La déclaration du jour

« L’objectif est très clair : il y a une tentative de couper certaines régions d’Ukraine et de semer la peur dans l’esprit des populations afin de leur faire croire qu’elles ne sont plus connectées »

Les paroles sont signées Oleksandr Pertsovskyi. Le directeur de la compagnie nationale ferroviaire ukrainienne a déclaré mercredi que l’intensification récente des attaques russes contre les trains visait « à couper certaines régions » du reste du pays.

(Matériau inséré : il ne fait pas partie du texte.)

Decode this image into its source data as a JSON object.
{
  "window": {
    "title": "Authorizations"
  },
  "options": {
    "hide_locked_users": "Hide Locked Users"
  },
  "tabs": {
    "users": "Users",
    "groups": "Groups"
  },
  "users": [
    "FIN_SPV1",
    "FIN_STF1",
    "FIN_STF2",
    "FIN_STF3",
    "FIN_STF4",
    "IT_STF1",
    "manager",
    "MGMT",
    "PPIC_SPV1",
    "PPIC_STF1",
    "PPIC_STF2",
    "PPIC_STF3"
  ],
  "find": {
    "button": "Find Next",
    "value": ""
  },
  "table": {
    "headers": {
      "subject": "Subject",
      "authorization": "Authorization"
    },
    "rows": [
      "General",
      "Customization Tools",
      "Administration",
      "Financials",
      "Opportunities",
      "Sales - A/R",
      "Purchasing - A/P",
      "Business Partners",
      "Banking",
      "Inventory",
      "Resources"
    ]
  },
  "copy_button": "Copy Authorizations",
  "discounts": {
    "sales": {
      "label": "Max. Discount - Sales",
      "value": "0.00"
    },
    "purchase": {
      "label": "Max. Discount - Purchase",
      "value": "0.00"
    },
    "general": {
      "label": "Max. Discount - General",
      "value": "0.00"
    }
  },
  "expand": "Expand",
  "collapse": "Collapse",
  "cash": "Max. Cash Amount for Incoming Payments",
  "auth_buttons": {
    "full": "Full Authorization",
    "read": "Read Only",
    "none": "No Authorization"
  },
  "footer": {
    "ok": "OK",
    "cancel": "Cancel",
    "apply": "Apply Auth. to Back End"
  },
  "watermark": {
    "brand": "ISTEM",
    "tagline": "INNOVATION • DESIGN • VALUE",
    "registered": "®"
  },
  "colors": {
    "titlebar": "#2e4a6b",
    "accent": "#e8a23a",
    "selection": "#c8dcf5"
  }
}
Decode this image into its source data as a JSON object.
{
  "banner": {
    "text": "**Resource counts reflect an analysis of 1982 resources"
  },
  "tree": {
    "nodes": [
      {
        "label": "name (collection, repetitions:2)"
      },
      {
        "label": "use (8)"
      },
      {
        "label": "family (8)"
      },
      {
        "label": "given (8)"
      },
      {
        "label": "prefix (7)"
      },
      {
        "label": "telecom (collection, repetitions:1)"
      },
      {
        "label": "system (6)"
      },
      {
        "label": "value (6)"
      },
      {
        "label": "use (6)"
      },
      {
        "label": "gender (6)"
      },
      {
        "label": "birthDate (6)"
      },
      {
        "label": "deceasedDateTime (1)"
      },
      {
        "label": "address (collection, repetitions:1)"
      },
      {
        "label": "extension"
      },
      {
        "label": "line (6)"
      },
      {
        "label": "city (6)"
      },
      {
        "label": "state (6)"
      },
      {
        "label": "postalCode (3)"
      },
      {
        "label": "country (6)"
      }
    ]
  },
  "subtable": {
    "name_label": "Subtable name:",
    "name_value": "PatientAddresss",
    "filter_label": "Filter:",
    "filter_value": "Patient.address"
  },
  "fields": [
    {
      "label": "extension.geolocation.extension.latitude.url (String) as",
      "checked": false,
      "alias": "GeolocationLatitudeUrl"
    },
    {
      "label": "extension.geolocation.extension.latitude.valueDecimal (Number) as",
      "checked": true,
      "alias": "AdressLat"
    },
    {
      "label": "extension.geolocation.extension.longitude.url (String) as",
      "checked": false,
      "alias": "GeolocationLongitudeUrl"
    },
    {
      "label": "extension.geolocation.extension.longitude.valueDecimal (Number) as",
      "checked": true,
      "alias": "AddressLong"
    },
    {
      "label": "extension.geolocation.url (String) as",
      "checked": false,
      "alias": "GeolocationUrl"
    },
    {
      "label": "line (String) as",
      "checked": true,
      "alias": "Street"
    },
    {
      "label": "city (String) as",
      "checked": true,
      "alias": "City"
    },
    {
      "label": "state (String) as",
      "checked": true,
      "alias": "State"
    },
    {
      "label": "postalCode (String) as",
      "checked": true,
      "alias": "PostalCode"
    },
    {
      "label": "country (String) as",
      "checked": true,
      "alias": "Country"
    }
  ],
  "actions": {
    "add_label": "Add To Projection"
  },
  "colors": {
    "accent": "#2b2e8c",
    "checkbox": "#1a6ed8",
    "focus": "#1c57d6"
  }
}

Ces propos interviennent huit jours après une attaque russe inédite le 27 janvier contre un train de passagers dans la région de Kharkiv (nord), qui a fait au moins 5 morts. D’autres attaques sont survenues récemment sur l’infrastructure ferroviaire dans les régions de l’est et du sud, proches de la ligne de front, a souligné le directeur de la compagnie Ukrzaliznytsia, à l’issue d’une cérémonie en l’honneur des cheminots à la gare centrale de Kiev. « L’ennemi essaye de couper cette ligne de vie qu’est le rail ukrainien », a-t-il poursuivi.

La tendance

La Russie sous-estime volontairement ses dépenses militaires utilisées pour sa guerre en Ukraine et son « expansion » sur le flanc oriental de l’Otan, rapporte le renseignement extérieur allemand dans une analyse publiée mercredi.

S’appuyant sur des données budgétaires, le BND avance que le budget militaire russe a été, ces dernières années, jusqu’à 66 % plus élevé que ce qui est présenté officiellement par le Kremlin. « Dans ces chiffres se matérialise concrètement la menace croissante que la Russie fait peser sur l’Europe », constate-t-il dans un communiqué.

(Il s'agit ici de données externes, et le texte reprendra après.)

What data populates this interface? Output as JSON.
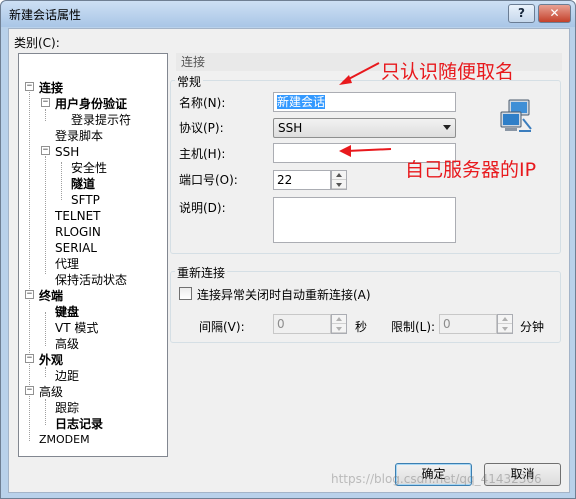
{
  "window": {
    "title": "新建会话属性",
    "help_label": "?",
    "close_label": "✕"
  },
  "category_label": "类别(C):",
  "tree": [
    {
      "label": "连接",
      "bold": true
    },
    {
      "label": "用户身份验证",
      "bold": true
    },
    {
      "label": "登录提示符",
      "bold": false
    },
    {
      "label": "登录脚本",
      "bold": false
    },
    {
      "label": "SSH",
      "bold": false
    },
    {
      "label": "安全性",
      "bold": false
    },
    {
      "label": "隧道",
      "bold": true
    },
    {
      "label": "SFTP",
      "bold": false
    },
    {
      "label": "TELNET",
      "bold": false
    },
    {
      "label": "RLOGIN",
      "bold": false
    },
    {
      "label": "SERIAL",
      "bold": false
    },
    {
      "label": "代理",
      "bold": false
    },
    {
      "label": "保持活动状态",
      "bold": false
    },
    {
      "label": "终端",
      "bold": true
    },
    {
      "label": "键盘",
      "bold": true
    },
    {
      "label": "VT 模式",
      "bold": false
    },
    {
      "label": "高级",
      "bold": false
    },
    {
      "label": "外观",
      "bold": true
    },
    {
      "label": "边距",
      "bold": false
    },
    {
      "label": "高级",
      "bold": false
    },
    {
      "label": "跟踪",
      "bold": false
    },
    {
      "label": "日志记录",
      "bold": true
    },
    {
      "label": "ZMODEM",
      "bold": false
    }
  ],
  "section_title": "连接",
  "general": {
    "group_label": "常规",
    "name_label": "名称(N):",
    "name_value": "新建会话",
    "protocol_label": "协议(P):",
    "protocol_value": "SSH",
    "host_label": "主机(H):",
    "host_value": "",
    "port_label": "端口号(O):",
    "port_value": "22",
    "desc_label": "说明(D):",
    "desc_value": ""
  },
  "reconnect": {
    "group_label": "重新连接",
    "checkbox_label": "连接异常关闭时自动重新连接(A)",
    "interval_label": "间隔(V):",
    "interval_value": "0",
    "interval_unit": "秒",
    "limit_label": "限制(L):",
    "limit_value": "0",
    "limit_unit": "分钟"
  },
  "buttons": {
    "ok": "确定",
    "cancel": "取消"
  },
  "annotations": {
    "name_note": "只认识随便取名",
    "host_note": "自己服务器的IP"
  },
  "watermark": "https://blog.csdn.net/qq_41432366",
  "colors": {
    "annotation": "#e8191d",
    "selection": "#3399ff"
  }
}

Notre dossier sur la guerre en Ukraine

La définition russe de « dépenses militaires » s’écarte fortement de celle de l’Otan, selon les services de renseignement. Elle exclut par exemple des plans de construction du ministère de la Défense, des projets informatiques de l’armée ou des prestations sociales pour les familles des soldats. Cette tendance existait aussi avant la guerre en Ukraine : entre 2018 et 2022, ces dépenses cachées étaient presque aussi importantes que celles officiellement inscrites dans le budget.

Toutes dépenses confondues, la politique militaire aurait ainsi représenté en 2025 environ la moitié du budget de Moscou et près de 10 % de la production économique du pays, avance le BND.